La question est revenue début novembre, et les tensions se sont répétée, mais cette fois de façon différente. L’un des chefs de police du nord du Kosovo, peuplé de Serbes, un certain Nenad Djuric (bien sûr, un Serbe) a refusé de donner des ordres pour le remplacement des numéros des plaques, alors que selon les lois albanaises, il était obligé de le faire. Ce comportement lui a valu d’être licencié, ce qui a provoqué une vague de démissions volontaires d’autres Serbes.

En d’autres termes, dans la « cave à poudre de l’Europe, ils fument de nouveau ». Et c’est extrêmement ennuyeux pour l’UE et les États-Unis, car cela jette aux orties dix ans de déclarations finalement mensongères sur la situation du vivre ensemble.

Pour la plupart, les Serbes sont unis en un seul parti : la « Liste serbe pour le Kosovo ». Officiellement, elle est dirigée par le président Vučić, mais lui-même déclare qu’il n’a rien à voir avec les « changements tectoniques », bien au contraire. Il aurait réussi à dissuader les Serbes du Kosovo une dizaine de fois de ne pas réagir, mais a échoué pour la onzième fois. De son côté, l’UE, qui n’est pas en mesure d’influencer ses « pupilles albanaises insolentes » est à blâmer.

Paradoxalement, Vučić ne ment peut-être pas lorsqu’il dit que son action de médiation a atteint la limite. A tout le moins, il devait vraiment contenir l’assaut de ses concitoyens kosovars. Mais ces derniers considéraient les accords avec l’UE comme une capitulation, et jugeaient la position de Belgrade dans son ensemble comme presque perfide.

Tout le monde a en tête le précédent des accords de Minsk

Or, désormais, les Serbes du Kosovo et Belgrade sont unis dans leurs revendications : annuler la décision sur les numéros de voitures et créer enfin des municipalités serbes. Il est intéressant de noter que le Premier ministre de Serbie, Anna Brnabic, a été extrêmement dure sur cette question et catégorique lors d’une réunion avec des représentants de l’UE, ce que l’on n’attend généralement pas d’une diplômée pro-occidentale des ONG européennes. La politicienne a presque commencé à taper du poing sur la table : peu importe ce qu’ils pensent à Pristina, mais si l’Europe est le garant des accords, alors l’Europe doit agir en tant que garant.
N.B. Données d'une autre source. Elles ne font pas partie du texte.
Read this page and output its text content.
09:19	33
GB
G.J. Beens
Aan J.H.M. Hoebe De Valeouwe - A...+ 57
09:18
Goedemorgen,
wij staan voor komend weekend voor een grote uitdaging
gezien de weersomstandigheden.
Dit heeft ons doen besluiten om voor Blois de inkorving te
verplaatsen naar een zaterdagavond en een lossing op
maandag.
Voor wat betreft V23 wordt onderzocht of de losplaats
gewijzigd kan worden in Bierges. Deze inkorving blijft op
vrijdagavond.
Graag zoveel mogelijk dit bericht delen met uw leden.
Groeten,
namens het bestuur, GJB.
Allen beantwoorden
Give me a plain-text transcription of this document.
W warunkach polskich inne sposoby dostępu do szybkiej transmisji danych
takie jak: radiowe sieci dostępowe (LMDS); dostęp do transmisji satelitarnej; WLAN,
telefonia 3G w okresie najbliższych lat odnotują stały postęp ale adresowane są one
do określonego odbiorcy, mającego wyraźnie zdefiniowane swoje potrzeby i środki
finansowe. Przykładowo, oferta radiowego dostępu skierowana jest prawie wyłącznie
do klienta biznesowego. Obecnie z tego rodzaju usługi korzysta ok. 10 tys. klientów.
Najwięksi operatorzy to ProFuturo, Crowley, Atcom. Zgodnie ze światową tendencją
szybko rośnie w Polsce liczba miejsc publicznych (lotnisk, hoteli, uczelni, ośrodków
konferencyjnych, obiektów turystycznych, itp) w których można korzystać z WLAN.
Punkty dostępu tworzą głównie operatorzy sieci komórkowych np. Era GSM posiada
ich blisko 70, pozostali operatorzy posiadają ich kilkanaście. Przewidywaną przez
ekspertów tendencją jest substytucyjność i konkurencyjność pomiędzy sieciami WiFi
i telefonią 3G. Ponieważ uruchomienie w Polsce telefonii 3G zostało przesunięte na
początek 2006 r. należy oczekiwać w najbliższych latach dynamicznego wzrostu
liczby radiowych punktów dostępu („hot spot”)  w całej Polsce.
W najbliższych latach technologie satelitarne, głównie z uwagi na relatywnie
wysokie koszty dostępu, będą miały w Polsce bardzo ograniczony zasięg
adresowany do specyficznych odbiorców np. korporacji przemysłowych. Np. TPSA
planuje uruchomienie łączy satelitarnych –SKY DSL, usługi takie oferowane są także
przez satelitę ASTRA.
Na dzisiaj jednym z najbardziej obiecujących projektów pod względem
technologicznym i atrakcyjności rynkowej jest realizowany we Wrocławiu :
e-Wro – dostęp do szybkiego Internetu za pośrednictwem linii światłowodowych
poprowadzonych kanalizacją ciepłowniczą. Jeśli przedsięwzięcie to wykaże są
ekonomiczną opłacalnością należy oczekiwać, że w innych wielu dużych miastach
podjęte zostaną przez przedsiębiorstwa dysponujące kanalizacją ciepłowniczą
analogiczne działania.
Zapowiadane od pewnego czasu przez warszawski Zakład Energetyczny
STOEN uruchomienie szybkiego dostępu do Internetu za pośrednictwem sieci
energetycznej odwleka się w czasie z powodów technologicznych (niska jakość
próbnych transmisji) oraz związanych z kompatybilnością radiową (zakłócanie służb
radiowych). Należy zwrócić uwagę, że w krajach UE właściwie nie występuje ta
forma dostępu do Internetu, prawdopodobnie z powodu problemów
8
De son côté, Vučić, même si ce n’est pas son dessein, est probablement content que les « partenaires européens » soient littéralement en feu : ils ont une fois de plus été pris dans l’impuissance politique et l’incapacité à apprivoiser ces « golems » qu’ils ont eux-mêmes créés.

La Russie est bien consciente de la situation. Il en a été de même avec les accords de Minsk, que l’on peut aussi qualifier de plan de fédéralisation limitée de l’Ukraine. Berlin et Paris étaient leurs garants, mais ils ne pouvaient ou ne voulaient pas obliger Kyiv qui, pourtant, dépendait de l’Occident, à respecter ces accords. En conséquence, ils ont eu un gros conflit militaire, et ils peuvent l’avoir au Kosovo, mais à plus petite échelle. Or, Vučić, à titre personnel, n’a pas besoin d’une guerre : il doit joindre les deux bouts dans le budget civil de la Serbie.

Mais n’est-ce pas là le « basculement tectonique » dont parle presque avec satisfaction le président de la Serbie ?

Il faut plutôt parler d’autre chose que d’une guerre. En fait, les Serbes – à la fois du Kosovo et de Belgrade – ont torpillé un plan de règlement qu’Allemands et Français ont proposé (ces deux-là pensaient qu’ils étaient déjà presque d’accord avec Belgrade !).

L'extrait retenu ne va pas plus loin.